The first two weeks of the program, she and the others were involved in orientation, which took place in Lower Manhattan and thus placed her literally in the midst of history. She viewed performances on the evenings of Sept. 8 and 9 at the outdoor plaza between the two towers of the World Trade Center.

"The first performance was by a modern dance group, and the second was a satirical ballet. The second day, I went shopping inside the World Trade Center. All the restaurants connected to it were filled with people. I remember the World Trade Center as being very clean, more so than the rest of the city, and the shops and restaurants as very upscale.

"We were supposed to attend a lecture at Grand Central Station at 9:30 on the morning of the 11th and meet there at 9," she continued. "My roommate and I took the subway; because we were on the NR line - which goes under the (Hudson) River; the other line goes over the River - we couldn't see anything. We stopped at a station under the World Trade Center, called Cortland Street, where the train sat for five or six minutes. The conductor said 'There's smoke in here, I don't know why.' He thought maybe it was another train. Then we went to Grand Central Station, about 10 or 15 minutes away. Everybody was confused; some people said a plane had hit the World Trade Center, but others said 'No, it's just a small plane.' At about 9:10 we went into a Hudson News store, which is like a news-stand, and watched TV. The store was filled with people and cell phones. I saw two or three women crying.

"The lecture was in an office attached to Grand Central, and in fact it was about Grand Central. The strangest thing was that we had the lecture anyway. A lot of us weren't taking notes; we were in shock. We were going to go on a tour of Grand Central, but that was cancelled. We found out about the Pentagon during the lecture when a woman working in the station said 'They've hit the Pentagon. We have to evacuate.' Then Grand Central, which serves all of New York's commuters except those from New Jersey, was closed and the trains were stopped.

"On the way back home, we (she was accompanied by her professor and two classmates) were stuck in Central Park for a few hours, then we watched the news at the CBS Studios where they have TVs outside in the window. Everybody there was helping each other out - a woman bought pizza for everybody, and another woman's cell phone was working so she let other people use it. I couldn't get through to Virginia. We had to walk for two-and-a-half hours, toward the smoke. We took a bus to 34th Street, next to the Empire State Building, which is as far as buses were allowed to go. They opened the subways at 2:30 for 45 minutes. The subway I rode was shaking the rubble, so it was closed, and it remained closed for nearly two months. Most of my classmates had to walk across the Brooklyn Bridge; I rode the train because I crossed when they were still running. Finally, I reached my dad from my room; the phones worked pretty well in Brooklyn."
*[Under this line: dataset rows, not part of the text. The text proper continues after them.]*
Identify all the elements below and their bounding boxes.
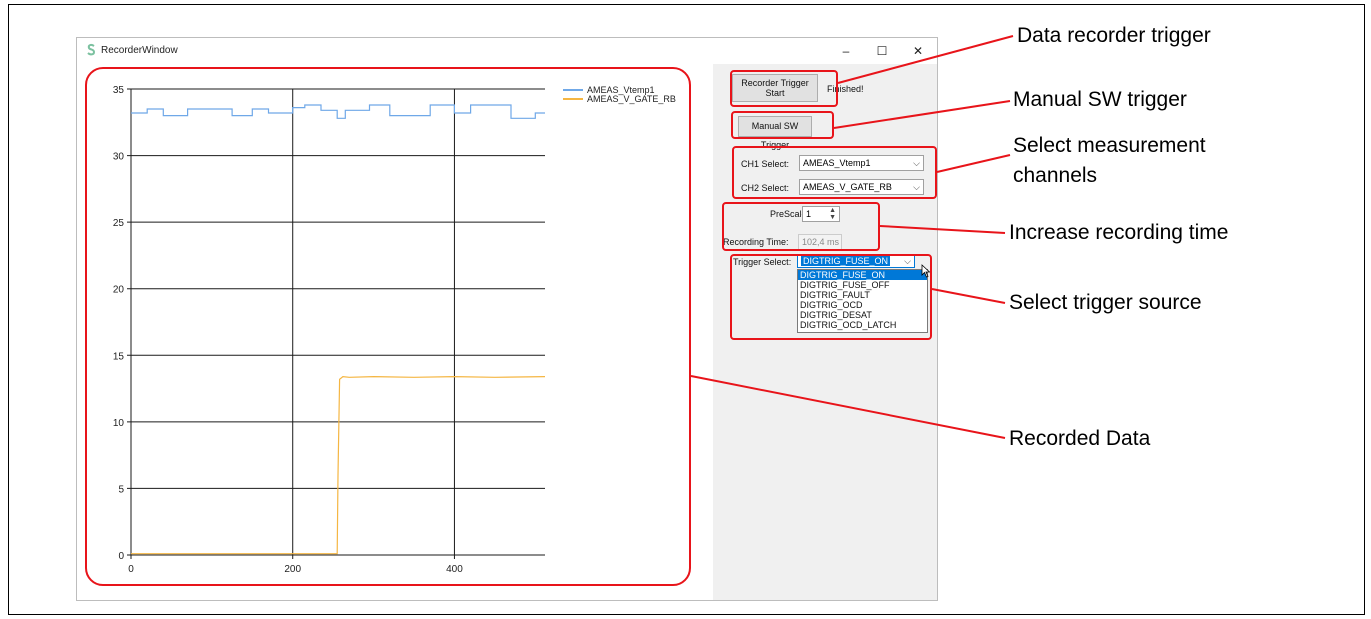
callout-select-channels-line2: channels [1013, 164, 1098, 187]
callout-data-recorder-trigger: Data recorder trigger [1017, 24, 1211, 47]
callout-recorded-data: Recorded Data [1009, 427, 1151, 450]
callout-manual-sw-trigger: Manual SW trigger [1013, 88, 1187, 111]
callout-select-channels: Select measurement channels [1013, 131, 1206, 191]
callout-select-trigger-source: Select trigger source [1009, 291, 1202, 314]
callout-increase-recording-time: Increase recording time [1009, 221, 1229, 244]
callout-select-channels-line1: Select measurement [1013, 134, 1206, 157]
Part of another class, in planning and preservation, was about Lower Manhattan. "We got to meet a member of the zoning committee that will decide what will be built at 'Ground Zero,'" she says. "They'll probably build streets, which were there once, and smaller office buildings and a memorial."

Two honors semesters are usually held every year, one in the United States and one abroad. Another Longwood student, Teresa Feher, had been accepted for the spring semester program, in South Korea, but that was cancelled due to concerns prompted by 9 /11. Two other Longwood students have done honors semesters: Joe Diamond ('01) in 1999 at the Grand Canyon, hosted by Northern Arizona University, and Rob Wilson ('97) in 1995 at Palacky University in Olomouc, Czech Republic, through the University of Nebraska-Omaha.

Laura, who wants to live in New York and teach high school English, attended the Macy's Day Parade on Thanksgiving, saw several Broadway shows, and often visited Central Park. She saw some positive signs in the Big Apple despite, and probably because of, the tragedy. "The crime rates dropped, we went to candlelight vigils, and I saw a human side of New Yorkers," she says.